Penguatan rupiah sepertinya disokong oleh animo yang membesar di pasar surat utang domestik. Mengacu data OTC Bloomberg, mayoritas tenor Surat Berharga Negara (SBN) turun imbal hasilnya, mencerminkan kenaikan harga obligasi.
Yield 10Y turun 2 bps ini di 6,843%. Sedangkan tenor 5Y turun 1,1 bps bersama tenor 9Y yang tergerus yield-nya 2,2 bps. Investor asing mencatat net buy dua hari beruntun senilai hampir Rp2 triliun pada awal pekan ini.
Kenaikan harga obligasi tersebut kemungkinan juga dipengaruhi oleh sinyal terakhir yang dilempar oleh Bank Indonesia yang berniat melonggarkan likuiditas di pasar melalui pengurangan nilai outstanding Sekuritas Rupiah Bank Indonesia (SRBI).
Hal itu disampaikan oleh Direktur Eksekutif Pengelolaan Moneter dan Aset Sekuritas Bank Indonesia Erwin Hutapea kemarin.
Bank sentral juga menargetkan operasi moneter yang lebih ekspansif demi mendukung pertumbuhan ekonomi, termasuk dengan melanjutkan pembelian obligasi pemerintah di pasar sekunder untuk mendukung likuiditas pasar.
Dalam tiga lelang SRBI terakhir, tingkat bunga diskonto juga terus diturunkan oleh Bank Indonesia, menaikkan ekspektasi akan penurunan bunga acuan juga di tengah tren penurunan yield surat utang pemerintah di pasar sekunder.
Sinyal BI itu sepertinya membuat para pedagang di pasar obligasi menepis kekhawatiran akan potensi defisit fiskal yang membengkak akibat penerimaan pajak terindikasi anjlok.
BI akan menggelar Rapat Dewan Gubernur pada 20-21 Mei nanti. Itu akan menjadi RDG setelah data pertumbuhan ekonomi kuartal 1-2025 anjlok lebih buruk ketimbang ekspektasi pasar.
Khawatir stagflasi
Lanskap pasar hari ini diwarnai oleh hasil FOMC Federal Reserve, bank sentral AS, yang sesuai ekspektasi pasar yakni menahan tingkat bunga di level 4,5%.
Pasar mendapati adanya risiko stagflasi yang lebih besar dari sinyal yang dilempar oleh Jerome Powell. Stagflasi yakni kondisi ketika inflasi tinggi di tengah perekonomian tumbuh lemah terindikasi dari pengangguran yang membesar.
Powell dalam pernyataannya usai mengumumkan keputusan FOMC menahan suku bunga kebijakan di level 4,5%, enggan memberikan petunjuk akan peluang penurunan bunga acuan The Fed ke depan.

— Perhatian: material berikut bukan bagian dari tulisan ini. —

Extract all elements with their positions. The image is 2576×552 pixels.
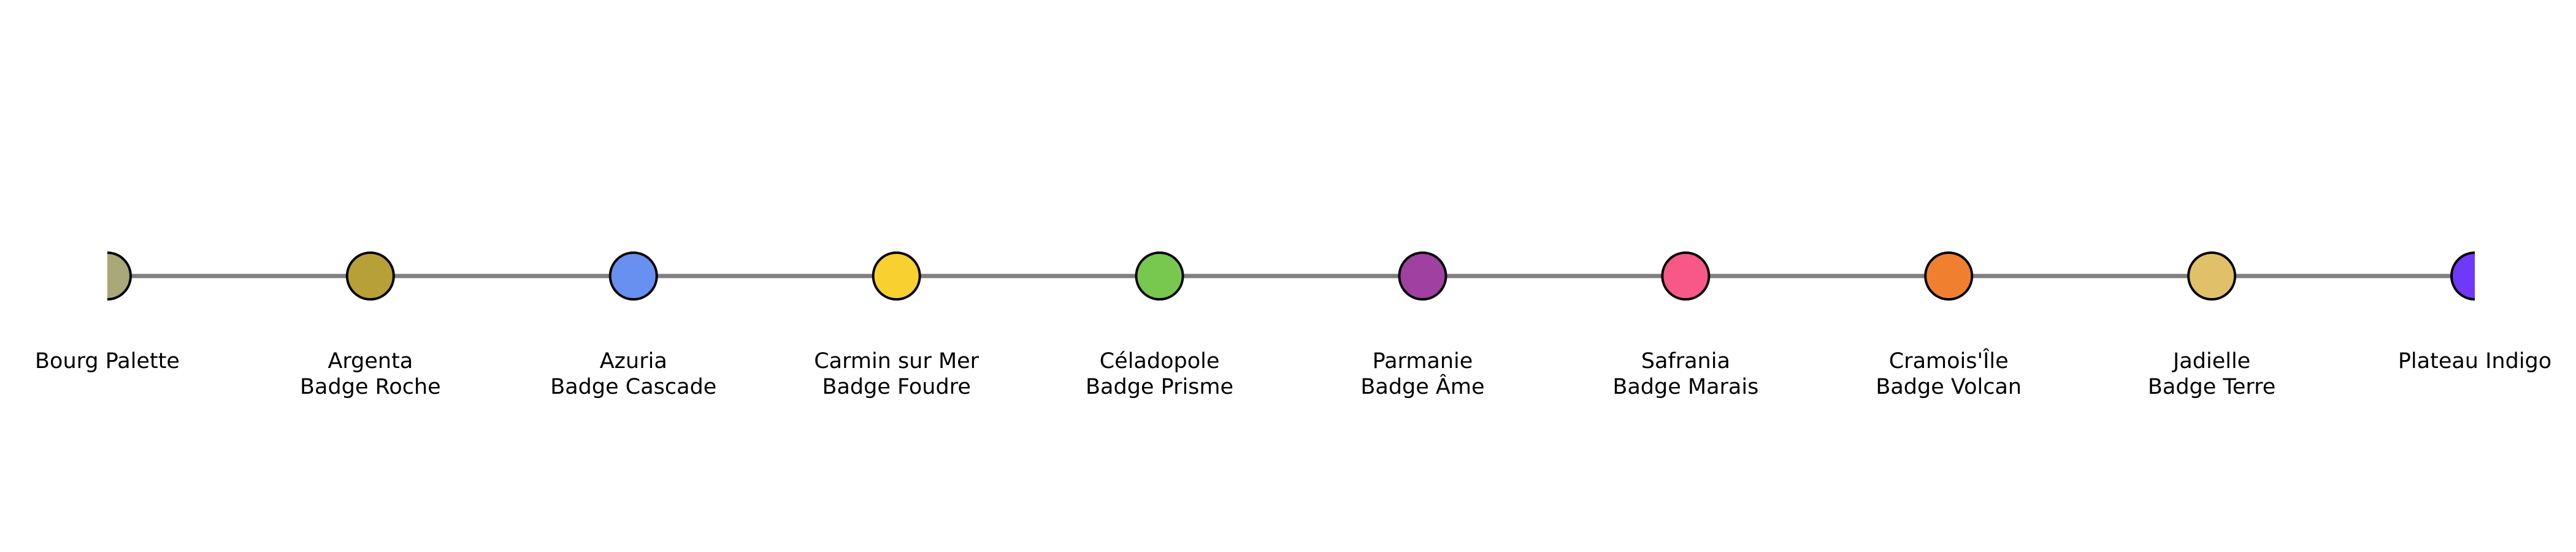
stop-marker: [2187, 251, 2237, 301]
stop-badge-label: Badge Roche: [300, 375, 441, 399]
stop-marker: [1924, 251, 1974, 301]
stop-badge-label: Badge Volcan: [1876, 375, 2022, 399]
stops-layer: [107, 251, 2475, 301]
stop-name-label: Plateau Indigo: [2398, 349, 2551, 374]
stop-marker: [107, 251, 132, 301]
stop-marker: [608, 251, 658, 301]
stop-marker: [2450, 251, 2475, 301]
stop-name-label: Jadielle: [2172, 349, 2250, 374]
stop-badge-label: Badge Cascade: [550, 375, 716, 399]
stop-name-label: Argenta: [328, 349, 413, 374]
stop-badge-label: Badge Foudre: [822, 375, 970, 399]
stop-name-label: Cramois'Île: [1889, 348, 2009, 374]
stop-name-label: Carmin sur Mer: [814, 349, 979, 374]
stop-marker: [872, 251, 921, 301]
stop-marker: [345, 251, 395, 301]
stop-name-label: Safrania: [1641, 349, 1730, 374]
stop-marker: [1135, 251, 1184, 301]
stop-badge-label: Badge Marais: [1612, 375, 1758, 399]
stop-badge-label: Badge Âme: [1360, 374, 1484, 399]
stop-marker: [1661, 251, 1711, 301]
stop-name-label: Parmanie: [1373, 349, 1473, 374]
stop-name-label: Azuria: [600, 349, 667, 374]
stop-badge-label: Badge Terre: [2148, 375, 2275, 399]
stop-name-label: Céladopole: [1100, 349, 1220, 374]
stop-marker: [1398, 251, 1447, 301]
stop-name-label: Bourg Palette: [35, 349, 180, 374]
stop-badge-label: Badge Prisme: [1086, 375, 1233, 399]
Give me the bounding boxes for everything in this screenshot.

Malahan, The Fed menggarisbawahi peningkatan risiko inflasi serta tingkat pengangguran.
The Fed menilai ketidakpastian prospek ekonomi ke depan sudah meningkat lebih besar di mana risiko pengangguran kini lebih tinggi di tengah potensi inflasi yang juga meningkat.
Stagflasi AS bisa berdampak pada perekonomian di seluruh dunia. Inflasi yang masih tinggi akan menyulitkan The Fed melonggarkan kebijakan. Sementara kelesuan ekonomi akan melahirkan lebih banyak pengangguran.

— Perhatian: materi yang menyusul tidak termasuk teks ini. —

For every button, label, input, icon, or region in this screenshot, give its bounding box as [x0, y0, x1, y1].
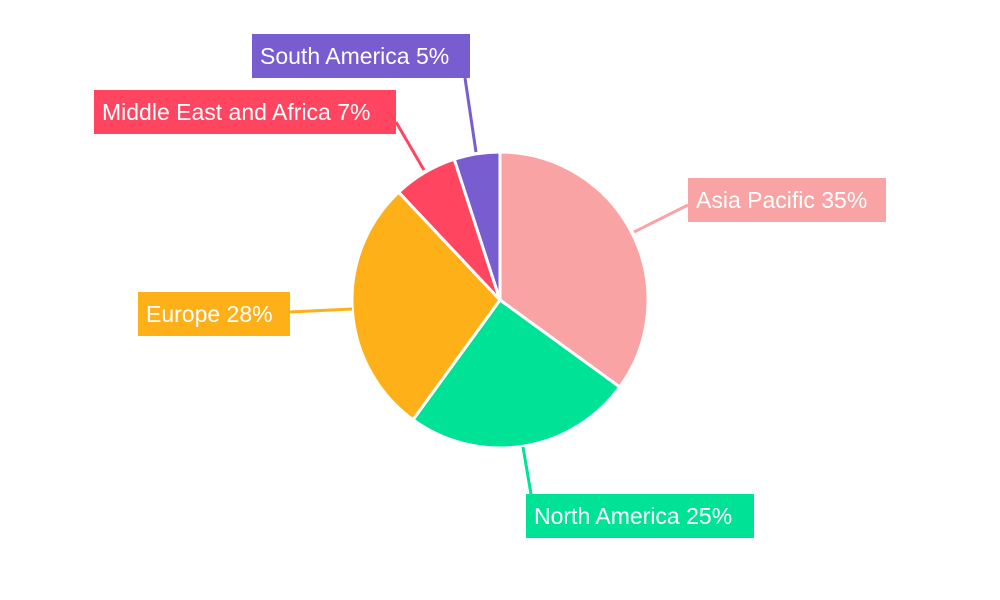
data-label: Europe 28% — [146, 301, 273, 327]
data-label-box — [138, 292, 290, 336]
data-label: Middle East and Africa 7% — [102, 99, 370, 125]
callout-line — [289, 307, 353, 314]
data-label: South America 5% — [260, 43, 449, 69]
data-label-box — [94, 90, 396, 134]
pie-slice-europe[interactable] — [350, 189, 502, 422]
data-label-box — [688, 178, 886, 222]
pie-slice-asia-pacific[interactable] — [498, 150, 650, 390]
data-label: North America 25% — [534, 503, 732, 529]
callout-line — [633, 203, 689, 234]
callout-line — [394, 121, 426, 171]
callout-line — [521, 446, 533, 495]
pie-slice-north-america[interactable] — [410, 297, 622, 450]
data-label: Asia Pacific 35% — [696, 187, 867, 213]
callout-line — [463, 77, 478, 153]
data-label-box — [252, 34, 470, 78]
data-label-box — [526, 494, 754, 538]
pie-slice-south-america[interactable] — [452, 150, 502, 301]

Sementara perkembangan terakhir perihal isu tarif, AS dan Tiongkok berencana bertemu akhir pekan ini.
Presiden Donald Trump mengatakan ia juga berniat mengadakan konferensi pers pada Kamis pagi waktu setempat untuk mengumumkan "PERJANJIAN PERDAGANGAN UTAMA DENGAN PERWAKILAN NEGARA BESAR DAN SANGAT DIHORMATI."
Melalui unggahan di Truth Social, Trump menyebut konferensi pers di Ruang Oval dijadwalkan pada pukul 10 pagi waktu Washington. Meski begitu, ia tak menjelaskan negara mana yang dimaksud.
The New York Times melaporkan kesepakatan tersebut akan dilakukan dengan Inggris Raya, mengutip tiga narasumber yang mengetahui rencana tersebut, meski rinciannya belum jelas. Poundsterling terus menguat setelah laporan tersebut.